Ringfort (Rath), Glanatnaw, Co. Cork
Co. Cork |
Ringforts
The name alone is enough to stop you: Murdering Glen.
Whatever grim local memory or folk tradition gave this West Cork valley its reputation, a ringfort sits quietly at its northern end, occupying a south-facing slope in what is now open pasture. The earthwork is roughly circular, measuring around 35 metres north to south and 30 metres east to west, and it has been here long enough to be absorbed into the working landscape, with part of its bank now doing duty as a field boundary.
A rath is an earthen ringfort, the most common type of early medieval settlement monument in Ireland, typically dating from roughly the 6th to the 10th century. They were farmsteads rather than fortresses, the raised bank and external fosse (a fosse being a ditch dug to reinforce the enclosure) providing a combination of status marker and practical barrier against livestock straying or being taken. This particular example retains a bank that reaches a maximum height of 3.1 metres on the SSW to NW arc, with a fosse 0.6 metres deep on the outside. The opposing arc, running from NW to SSW, survives as a lower rise with a shallower external ditch.
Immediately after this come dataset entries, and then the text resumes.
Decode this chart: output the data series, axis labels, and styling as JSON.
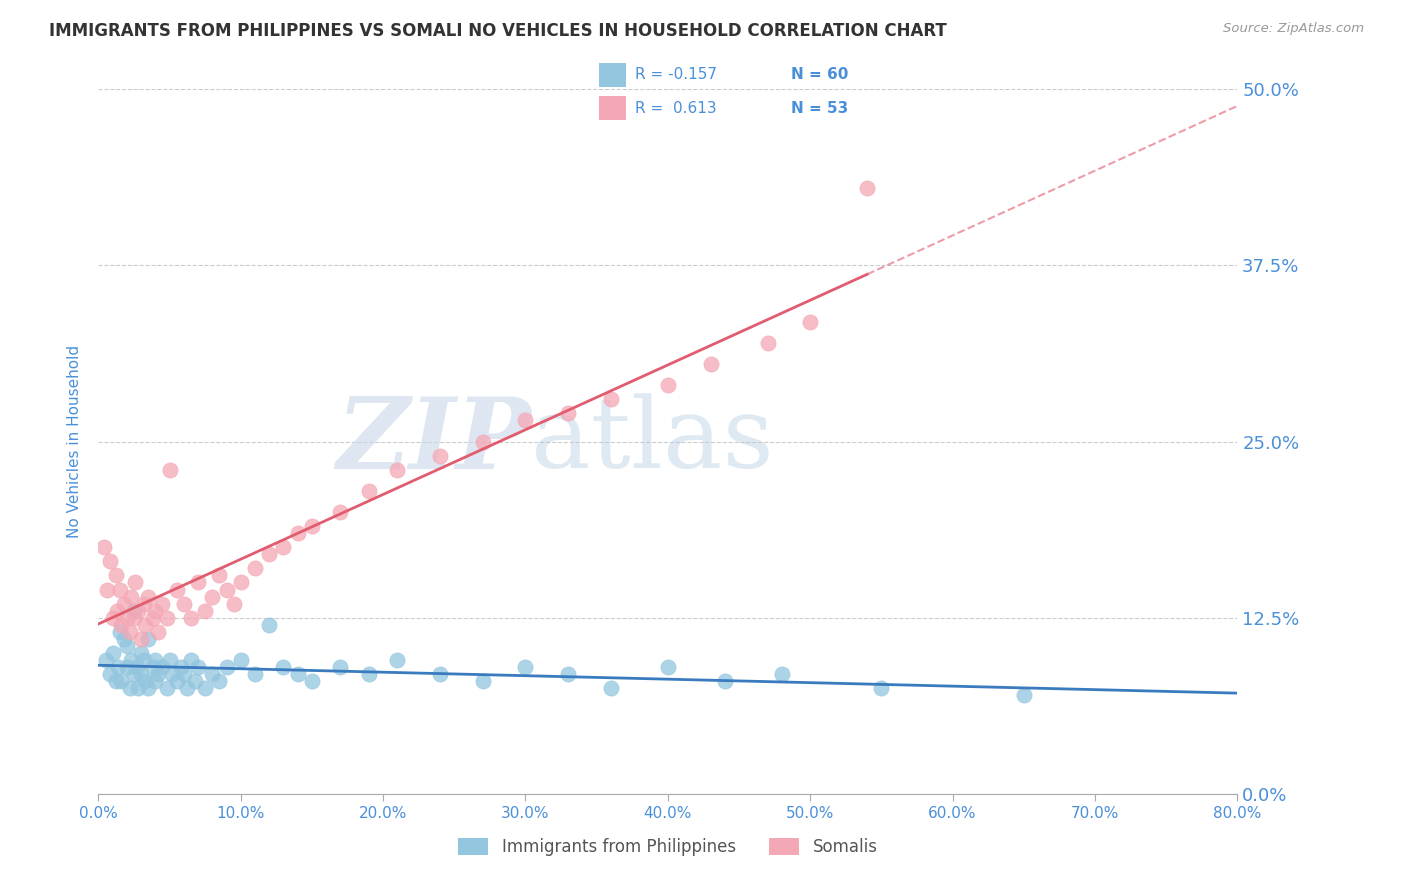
{
  "title": "IMMIGRANTS FROM PHILIPPINES VS SOMALI NO VEHICLES IN HOUSEHOLD CORRELATION CHART",
  "source": "Source: ZipAtlas.com",
  "ylabel": "No Vehicles in Household",
  "xlim": [
    0.0,
    0.8
  ],
  "ylim": [
    0.0,
    0.5
  ],
  "xticks": [
    0.0,
    0.1,
    0.2,
    0.3,
    0.4,
    0.5,
    0.6,
    0.7,
    0.8
  ],
  "yticks": [
    0.0,
    0.125,
    0.25,
    0.375,
    0.5
  ],
  "xtick_labels": [
    "0.0%",
    "10.0%",
    "20.0%",
    "30.0%",
    "40.0%",
    "50.0%",
    "60.0%",
    "70.0%",
    "80.0%"
  ],
  "ytick_labels": [
    "0.0%",
    "12.5%",
    "25.0%",
    "37.5%",
    "50.0%"
  ],
  "blue_color": "#92c5de",
  "pink_color": "#f4a7b4",
  "blue_line_color": "#3a7bbf",
  "pink_line_color": "#e05c6e",
  "R_blue": -0.157,
  "N_blue": 60,
  "R_pink": 0.613,
  "N_pink": 53,
  "legend_label_blue": "Immigrants from Philippines",
  "legend_label_pink": "Somalis",
  "watermark_zip": "ZIP",
  "watermark_atlas": "atlas",
  "title_color": "#333333",
  "axis_label_color": "#4a90d9",
  "tick_label_color": "#4a90d9",
  "background_color": "#ffffff",
  "blue_scatter_x": [
    0.005,
    0.008,
    0.01,
    0.012,
    0.014,
    0.015,
    0.016,
    0.018,
    0.02,
    0.02,
    0.022,
    0.023,
    0.025,
    0.025,
    0.027,
    0.028,
    0.03,
    0.03,
    0.032,
    0.033,
    0.035,
    0.035,
    0.038,
    0.04,
    0.04,
    0.042,
    0.045,
    0.048,
    0.05,
    0.052,
    0.055,
    0.058,
    0.06,
    0.062,
    0.065,
    0.068,
    0.07,
    0.075,
    0.08,
    0.085,
    0.09,
    0.1,
    0.11,
    0.12,
    0.13,
    0.14,
    0.15,
    0.17,
    0.19,
    0.21,
    0.24,
    0.27,
    0.3,
    0.33,
    0.36,
    0.4,
    0.44,
    0.48,
    0.55,
    0.65
  ],
  "blue_scatter_y": [
    0.095,
    0.085,
    0.1,
    0.08,
    0.09,
    0.115,
    0.08,
    0.11,
    0.09,
    0.105,
    0.075,
    0.095,
    0.085,
    0.13,
    0.09,
    0.075,
    0.1,
    0.085,
    0.095,
    0.08,
    0.11,
    0.075,
    0.09,
    0.095,
    0.08,
    0.085,
    0.09,
    0.075,
    0.095,
    0.085,
    0.08,
    0.09,
    0.085,
    0.075,
    0.095,
    0.08,
    0.09,
    0.075,
    0.085,
    0.08,
    0.09,
    0.095,
    0.085,
    0.12,
    0.09,
    0.085,
    0.08,
    0.09,
    0.085,
    0.095,
    0.085,
    0.08,
    0.09,
    0.085,
    0.075,
    0.09,
    0.08,
    0.085,
    0.075,
    0.07
  ],
  "pink_scatter_x": [
    0.004,
    0.006,
    0.008,
    0.01,
    0.012,
    0.013,
    0.015,
    0.016,
    0.018,
    0.02,
    0.022,
    0.023,
    0.025,
    0.026,
    0.028,
    0.03,
    0.032,
    0.033,
    0.035,
    0.038,
    0.04,
    0.042,
    0.045,
    0.048,
    0.05,
    0.055,
    0.06,
    0.065,
    0.07,
    0.075,
    0.08,
    0.085,
    0.09,
    0.095,
    0.1,
    0.11,
    0.12,
    0.13,
    0.14,
    0.15,
    0.17,
    0.19,
    0.21,
    0.24,
    0.27,
    0.3,
    0.33,
    0.36,
    0.4,
    0.43,
    0.47,
    0.5,
    0.54
  ],
  "pink_scatter_y": [
    0.175,
    0.145,
    0.165,
    0.125,
    0.155,
    0.13,
    0.145,
    0.12,
    0.135,
    0.125,
    0.115,
    0.14,
    0.125,
    0.15,
    0.13,
    0.11,
    0.135,
    0.12,
    0.14,
    0.125,
    0.13,
    0.115,
    0.135,
    0.125,
    0.23,
    0.145,
    0.135,
    0.125,
    0.15,
    0.13,
    0.14,
    0.155,
    0.145,
    0.135,
    0.15,
    0.16,
    0.17,
    0.175,
    0.185,
    0.19,
    0.2,
    0.215,
    0.23,
    0.24,
    0.25,
    0.265,
    0.27,
    0.28,
    0.29,
    0.305,
    0.32,
    0.335,
    0.43
  ]
}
The asymmetry is not unusual in raths; different sections of the bank were often built up more substantially depending on the slope of the ground and the direction from which protection seemed most necessary. Here, on a south-facing hillside with the peculiarly named glen falling away to the south, the builders clearly invested most of their effort in the more exposed upper side of the enclosure.